3 thoughts on “One in three consumers communicating online”

  1. I think the notion about control comes from people above PR. I suspect there’s many a chief exec who imagines PR is principally about controlling the media and controlling outgoing messages, in the same way that the accountant controls spending.
    Maybe the realisation that this is impossible will dawn because of the sheer volume and jelly-like nature of social media.
    It’s quite possible that social media re-writes the kind of stakeholder mapping that previously allowed PRs to label someone as of ‘low power’ and therefore capable of being ignored. Now everyone is powerful and has to be taken into account.

  2. I think this belief in control is the “myth of the rational manager” – and to an extent planning models give an illusion that you can achieve outcomes just by setting objectives and taking action which you decide upon.

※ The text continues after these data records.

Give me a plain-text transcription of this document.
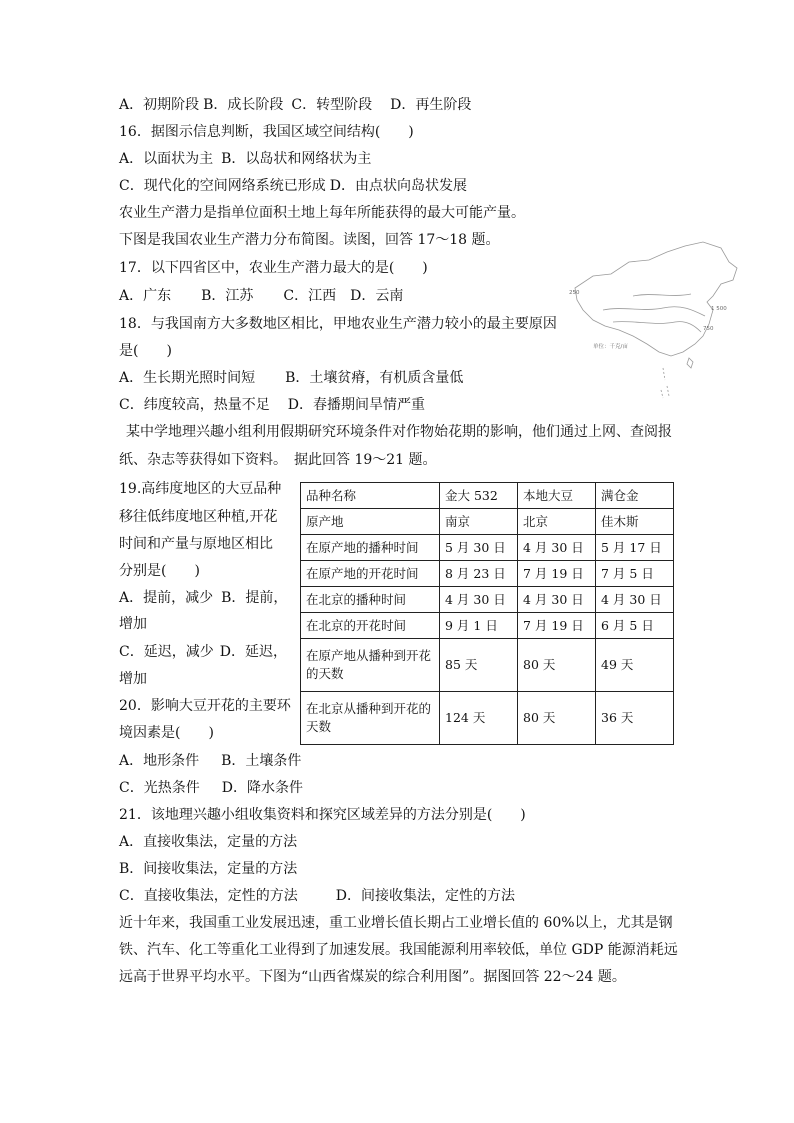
A．初期阶段 B．成长阶段 C．转型阶段 D．再生阶段
16．据图示信息判断，我国区域空间结构(　　)
A．以面状为主 B．以岛状和网络状为主
C．现代化的空间网络系统已形成 D．由点状向岛状发展
农业生产潜力是指单位面积土地上每年所能获得的最大可能产量。
下图是我国农业生产潜力分布简图。读图，回答 17～18 题。
17．以下四省区中，农业生产潜力最大的是(　　)
A．广东 B．江苏 C．江西 D．云南
18．与我国南方大多数地区相比，甲地农业生产潜力较小的最主要原因
是(　　)
A．生长期光照时间短 B．土壤贫瘠，有机质含量低
C．纬度较高，热量不足 D．春播期间旱情严重
某中学地理兴趣小组利用假期研究环境条件对作物始花期的影响，他们通过上网、查阅报
纸、杂志等获得如下资料。　据此回答 19～21 题。
19.高纬度地区的大豆品种
移往低纬度地区种植,开花
时间和产量与原地区相比
分别是(　　)
A．提前，减少 B．提前，
增加
C．延迟，减少 D．延迟，
增加
20．影响大豆开花的主要环
境因素是(　　)
A．地形条件 B．土壤条件
C．光热条件 D．降水条件
21．该地理兴趣小组收集资料和探究区域差异的方法分别是(　　)
A．直接收集法，定量的方法
B．间接收集法，定量的方法
C．直接收集法，定性的方法	D．间接收集法，定性的方法
近十年来，我国重工业发展迅速，重工业增长值长期占工业增长值的 60%以上，尤其是钢
铁、汽车、化工等重化工业得到了加速发展。我国能源利用率较低，单位 GDP 能源消耗远
远高于世界平均水平。下图为“山西省煤炭的综合利用图”。据图回答 22～24 题。
品种名称	金大 532	本地大豆	满仓金
原产地	南京	北京	佳木斯
在原产地的播种时间	5 月 30 日	4 月 30 日	5 月 17 日
在原产地的开花时间	8 月 23 日	7 月 19 日	7 月 5 日
在北京的播种时间	4 月 30 日	4 月 30 日	4 月 30 日
在北京的开花时间	9 月 1 日	7 月 19 日	6 月 5 日
在原产地从播种到开花的天数	85 天	80 天	49 天
在北京从播种到开花的天数	124 天	80 天	36 天
250
1 500
750
单位：千克/亩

    Chaos and complexity theories are interesting as they challenge this belief in linear strategies and offer a lot more potential for organisations to be flexible, develop situational approaches and refocus attention from pre-labelling stakeholders to recognising connectivity and as you say, potential power of any individual.

    I think it is an exciting opportunity for PR – if practitioners can demonstrate the virtues of engagement rather than seeking to control, manipulate or contront.